The UN declared this day World Water Day to remind each and everyone of us of the precious nature of every drop of water. Particularly in Israel and the Middle East we have a strong sense of water scarcity as the region suffers most likely yet another drought year.
Though we all seem to know that water is scarce do we actually behave in a manner that reflects the precious nature of the water resource? Why do we waste a third of the water we use at home, drinking quality water, by using it to flush our toilets? Our ministers and the private sector flaunt high tech solutions like desalination or the Red Dead Canal, to increase water supply, when low tech options that empower each one of us to save one third of their water use and water bill are readily available. Quite simply we could be capturing the water that we shower with each day (also roughly a third of our daily water consumption) and use it mostly that same day to flush our toilets instead of using more tap water.
As simple as it sounds and despite many places like us around the world that allow the reuse of greywater, there are those here at home that object like the Ministry of Health or remain conspicuously silent like the Water Authority. Before the Interior and Environment Committee of the Knesset there is currently a bill to allow for greywater reuse (MK Nitzan Horovitz and MK Dov Khanin). On World Water Day it seems appropriate to call on Minister of Infrastructure Uzi Landau, as the Minister responsible for water supply, to take a position in support of greywater reuse.

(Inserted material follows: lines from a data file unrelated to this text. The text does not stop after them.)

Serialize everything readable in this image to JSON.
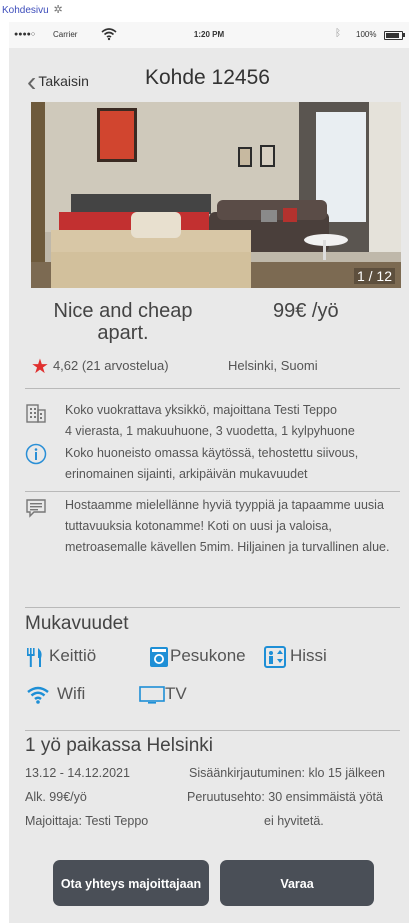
{
  "window": {
    "title": "Kohdesivu"
  },
  "statusbar": {
    "carrier": "Carrier",
    "time": "1:20 PM",
    "battery": "100%"
  },
  "header": {
    "back_label": "Takaisin",
    "title": "Kohde 12456"
  },
  "photo": {
    "counter": "1 / 12"
  },
  "listing": {
    "name": "Nice and cheap apart.",
    "price": "99€ /yö",
    "rating": "4,62 (21 arvostelua)",
    "location": "Helsinki, Suomi"
  },
  "details": {
    "line1": "Koko vuokrattava yksikkö, majoittana Testi Teppo",
    "line2": "4 vierasta, 1 makuuhuone, 3 vuodetta, 1 kylpyhuone",
    "info": "Koko huoneisto omassa käytössä, tehostettu siivous, erinomainen sijainti, arkipäivän mukavuudet",
    "message": "Hostaamme mielellänne hyviä tyyppiä ja tapaamme uusia tuttavuuksia kotonamme! Koti on uusi ja valoisa, metroasemalle kävellen 5mim. Hiljainen ja turvallinen alue."
  },
  "amenities": {
    "title": "Mukavuudet",
    "items": [
      {
        "label": "Keittiö",
        "icon": "fork-knife-icon"
      },
      {
        "label": "Pesukone",
        "icon": "washing-machine-icon"
      },
      {
        "label": "Hissi",
        "icon": "elevator-icon"
      },
      {
        "label": "Wifi",
        "icon": "wifi-icon"
      },
      {
        "label": "TV",
        "icon": "tv-icon"
      }
    ],
    "accent_color": "#1e8fd6"
  },
  "stay": {
    "title": "1 yö paikassa Helsinki",
    "dates": "13.12 - 14.12.2021",
    "price": "Alk. 99€/yö",
    "host": "Majoittaja: Testi Teppo",
    "checkin": "Sisäänkirjautuminen: klo 15 jälkeen",
    "cancellation_1": "Peruutusehto: 30 ensimmäistä yötä",
    "cancellation_2": "ei hyvitetä."
  },
  "actions": {
    "contact_label": "Ota yhteys majoittajaan",
    "book_label": "Varaa"
  }
}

The Water Authority runs a campaign telling us to save water, but it does not do all it can to empower us, to actually do so, by vocally supporting legislation in support of greywater reuse.
There certainly is a lot more money to be made for the likes of big business by pushing energy intensive and polluting desalination or the Red Dead Canal as the first and best option. On World Water Day we do need to remind Minister Landau that water is precious and because it is precious if we can reuse our shower water, we should be encouraged to do so. By the way it would be good if the Minister would appoint a new Head to the Water Authority. It seems odd that a country that knows water is both precious and scarce to allow one Head of the Water Authority to resign and not even initiate a process to find a replacement.
Gidon Bromberg is the Israeli Director of Friends of the Earth Middle East.